Scenography: Megan Hadfield

Curated by: Margarita Osipian, Angeliki Tzortzakaki

Cmmissioned by: Sonic Acts Biennial

For this performance Brackish Collective is joined by ghenwa noiré. 

Still Life of a Laid Table with Lecithin and Voice

110cm x 50cm x 180cm, 2024

Still Life of a Laid Table with Lecithin and Voice presents the dinner table as a site of commodity, production and trade. Tar marshmallows slowly decay, mounds of lecithin spoil, and rapeseed oil seeps from Brackish Collective’s interpretation of a ‘Banketje’ – a style of still life painting popular amongst Dutch middle class merchants. During the birth of market capitalism goods and ornaments accumulated through colonial enterprise entered the domestic sphere. 

Today, the Port of Amsterdam remains in many ways the ‘storehouse of Europe’. Global food conglomerates continue to operate through the port, concealing and whitewashing their operations. Drawing lines between iconographies of commercial excess and the globalised food production of today, Still Life of a Laid Table with Lecithin and Voice presents a panoply of industrialised foodstuffs that circulate through the port.

Performance

30 minutes

Translating the Port of Amsterdam into a resonant body, the performance engages the audience through auditory, olfactory and gustatory interventions. Utilising elements of the still life to create  sound and taste, it invites the audience to experience the unfolding narratives from an unfamiliar perspective.

The project is co-funded by AFK, Amsterdams Fonds voor de Kunst

Workshop commissioned by the Research Group Art & Spatial Praxis (LASP)

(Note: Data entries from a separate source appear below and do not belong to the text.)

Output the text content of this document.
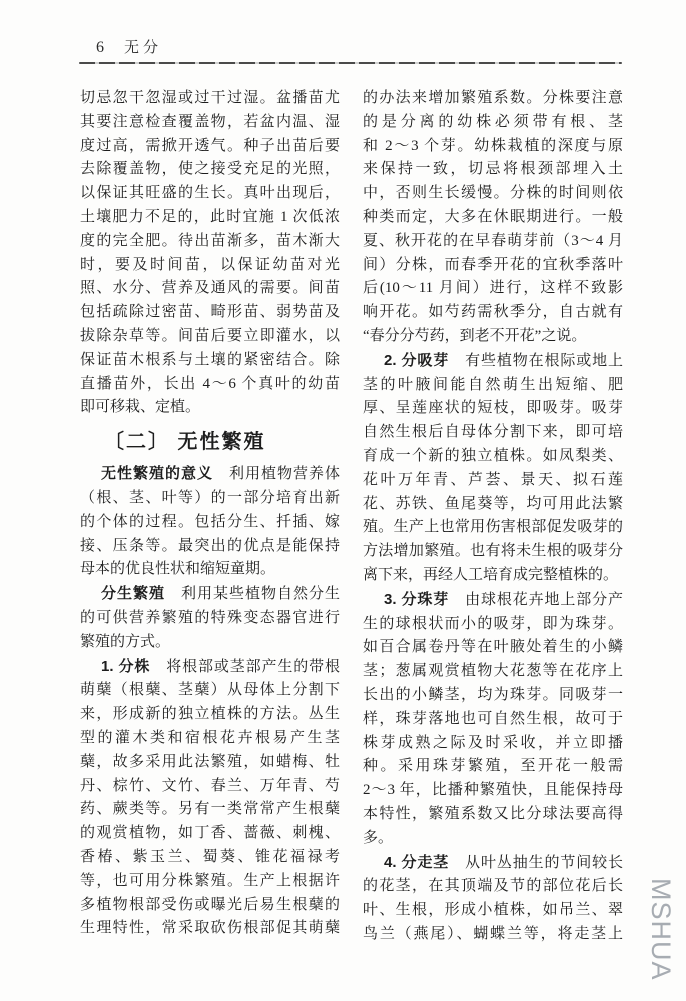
6 无分
切忌忽干忽湿或过干过湿。盆播苗尤
其要注意检查覆盖物，若盆内温、湿
度过高，需掀开透气。种子出苗后要
去除覆盖物，使之接受充足的光照，
以保证其旺盛的生长。真叶出现后，
土壤肥力不足的，此时宜施 1 次低浓
度的完全肥。待出苗渐多，苗木渐大
时，要及时间苗，以保证幼苗对光
照、水分、营养及通风的需要。间苗
包括疏除过密苗、畸形苗、弱势苗及
拔除杂草等。间苗后要立即灌水，以
保证苗木根系与土壤的紧密结合。除
直播苗外，长出 4～6 个真叶的幼苗
即可移栽、定植。
〔二〕 无性繁殖
无性繁殖的意义　利用植物营养体
（根、茎、叶等）的一部分培育出新
的个体的过程。包括分生、扦插、嫁
接、压条等。最突出的优点是能保持
母本的优良性状和缩短童期。
分生繁殖　利用某些植物自然分生
的可供营养繁殖的特殊变态器官进行
繁殖的方式。
1. 分株　将根部或茎部产生的带根
萌蘖（根蘖、茎蘖）从母体上分割下
来，形成新的独立植株的方法。丛生
型的灌木类和宿根花卉根易产生茎
蘖，故多采用此法繁殖，如蜡梅、牡
丹、棕竹、文竹、春兰、万年青、芍
药、蕨类等。另有一类常常产生根蘖
的观赏植物，如丁香、蔷薇、刺槐、
香椿、紫玉兰、蜀葵、锥花福禄考
等，也可用分株繁殖。生产上根据许
多植物根部受伤或曝光后易生根蘖的
生理特性，常采取砍伤根部促其萌蘖
的办法来增加繁殖系数。分株要注意
的是分离的幼株必须带有根、茎
和 2～3 个芽。幼株栽植的深度与原
来保持一致，切忌将根颈部埋入土
中，否则生长缓慢。分株的时间则依
种类而定，大多在休眠期进行。一般
夏、秋开花的在早春萌芽前（3～4 月
间）分株，而春季开花的宜秋季落叶
后(10～11 月间）进行，这样不致影
响开花。如芍药需秋季分，自古就有
“春分分芍药，到老不开花”之说。
2. 分吸芽　有些植物在根际或地上
茎的叶腋间能自然萌生出短缩、肥
厚、呈莲座状的短枝，即吸芽。吸芽
自然生根后自母体分割下来，即可培
育成一个新的独立植株。如凤梨类、
花叶万年青、芦荟、景天、拟石莲
花、苏铁、鱼尾葵等，均可用此法繁
殖。生产上也常用伤害根部促发吸芽的
方法增加繁殖。也有将未生根的吸芽分
离下来，再经人工培育成完整植株的。
3. 分珠芽　由球根花卉地上部分产
生的球根状而小的吸芽，即为珠芽。
如百合属卷丹等在叶腋处着生的小鳞
茎；葱属观赏植物大花葱等在花序上
长出的小鳞茎，均为珠芽。同吸芽一
样，珠芽落地也可自然生根，故可于
株芽成熟之际及时采收，并立即播
种。采用珠芽繁殖，至开花一般需
2～3 年，比播种繁殖快，且能保持母
本特性，繁殖系数又比分球法要高得
多。
4. 分走茎　从叶丛抽生的节间较长
的花茎，在其顶端及节的部位花后长
叶、生根，形成小植株，如吊兰、翠
鸟兰（燕尾）、蝴蝶兰等，将走茎上 MSHUA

Working with halophytes and other salt-resistant plants - all which grow in the dunes and coastal areas of The Netherlands - this workshop will be an experimental tasting and attempt at collaborative sensorial mapping involving ten plants, ranging from sea asparagus and dune roses to sea purslane, sea buckthorn and red clover.

Sipping Dunes is an immersive installation and performance commissioned by Into The Great Wide Open, offering an invitation for audiences to immerse themselves in the landscape of Vlieland. The work explores hosting, tasting and rituals around eating as alternative tools for accessing socio-political knowledge embedded in our environment. The performers circulate a carved dining table, offering tastes and spoken narratives to passers by. These fictional presentations of real tastes have been gleaned from a period of site-specific research by the collective. The installation explores the terrain’s oscillating existence, the erosion and rebuilding of dunes that unfold between the seashore and the forest, where plants absorb the brackish water that permeates their surroundings, an artificial flood defense. Through participatory tasting sessions and performative interactions, Brackish Collective seeks to forge a connection to the natural terrain of Vlieland.

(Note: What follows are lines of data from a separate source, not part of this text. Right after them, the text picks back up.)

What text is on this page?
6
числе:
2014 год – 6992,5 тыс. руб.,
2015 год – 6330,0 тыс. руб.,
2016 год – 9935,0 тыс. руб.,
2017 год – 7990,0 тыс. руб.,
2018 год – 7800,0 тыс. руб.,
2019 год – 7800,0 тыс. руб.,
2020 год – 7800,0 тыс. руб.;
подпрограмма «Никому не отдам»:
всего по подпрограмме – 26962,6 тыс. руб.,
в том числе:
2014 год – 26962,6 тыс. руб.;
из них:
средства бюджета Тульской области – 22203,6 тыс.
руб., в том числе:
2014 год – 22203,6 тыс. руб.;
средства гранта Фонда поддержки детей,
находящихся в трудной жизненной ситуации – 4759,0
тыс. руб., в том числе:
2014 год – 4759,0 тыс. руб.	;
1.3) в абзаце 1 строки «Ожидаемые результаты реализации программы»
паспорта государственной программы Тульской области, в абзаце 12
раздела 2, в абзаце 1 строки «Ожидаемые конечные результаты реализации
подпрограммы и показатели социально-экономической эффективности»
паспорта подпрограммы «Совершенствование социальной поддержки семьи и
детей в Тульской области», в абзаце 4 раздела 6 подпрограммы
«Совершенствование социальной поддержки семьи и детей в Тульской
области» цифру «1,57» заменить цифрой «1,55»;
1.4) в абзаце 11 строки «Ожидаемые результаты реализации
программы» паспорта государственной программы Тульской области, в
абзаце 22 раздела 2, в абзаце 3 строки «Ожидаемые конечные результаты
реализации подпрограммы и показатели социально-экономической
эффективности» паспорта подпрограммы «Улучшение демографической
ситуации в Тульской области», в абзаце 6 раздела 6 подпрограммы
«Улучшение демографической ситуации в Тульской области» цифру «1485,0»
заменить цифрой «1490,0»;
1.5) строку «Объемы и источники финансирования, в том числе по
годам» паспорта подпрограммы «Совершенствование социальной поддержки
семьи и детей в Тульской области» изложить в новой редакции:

A Mouthful of Whispers is an installation and performance developed by Brackish Collective that invites its audience to immerse themselves in the history and ambiance of NDSM, Amsterdam Noord, and the surrounding harbour. Through tasting sessions and performative interventions, Brackish aims to unravel the intricate tapestry woven through historical and socio-political narratives that surround NDSM. 

The event will be held in English.

28.7.23, Treehouse NDSM, performance starting 6PM, drinks and music from 8PM

A Mouthful of Whispers is supported by AFK (Amsterdams Fonds voor de Kunst).

Any donations are welcome. 5 EUR suggested donation 

During their somatic cooking workshop, Radical Roots (MayIs Rukel, Lina Bravo Mora) and Brackish invited non-EU students of Sandberg Institute & Rietveld Academy to take some time off to nourish and synch with their bodies while sharing space, and possibly connect with fellow migrant students. 

We offered somatic exercises to bring awareness to the multiple sensations that preparing food, eating and cleaning, provoke in our bodies. 

Using the ingredient tarhana as our guide, we took a closer look at the ingredients and methods of preparation involved in preparing this soup that is often present in the ifthar tables of Ramadan.

Performance and Installation – as part of the Water issue by Simulacrum Magazine at Zone2Source in Amsterdam.

For the launch of Daisyworld Magazine, to which we also contributed with writing, we made special brackish cocktails.

At Zine Camp Rotterdam we reflected on the possibility of water as a metaphor for publishing.  Both language and water consist of fragments, of repetitions and pattern formations. We invited our guests, to extend the landscape of the tablecloth with their own drawings and texts, using algae-ink provided by us. The tablecloth-as-zine became a form of impromptu-publishing.

At KunstHub Bink in Elburg we realized a quasi-performative and site-specific dinner that reimagined the city’s past through a speculative, apocryphal narrative that traversed between brine and brack, from salt to sweet. Guests came together to observe, taste, and overhear moments from a fictional exploration of the Dutch land reclamation project.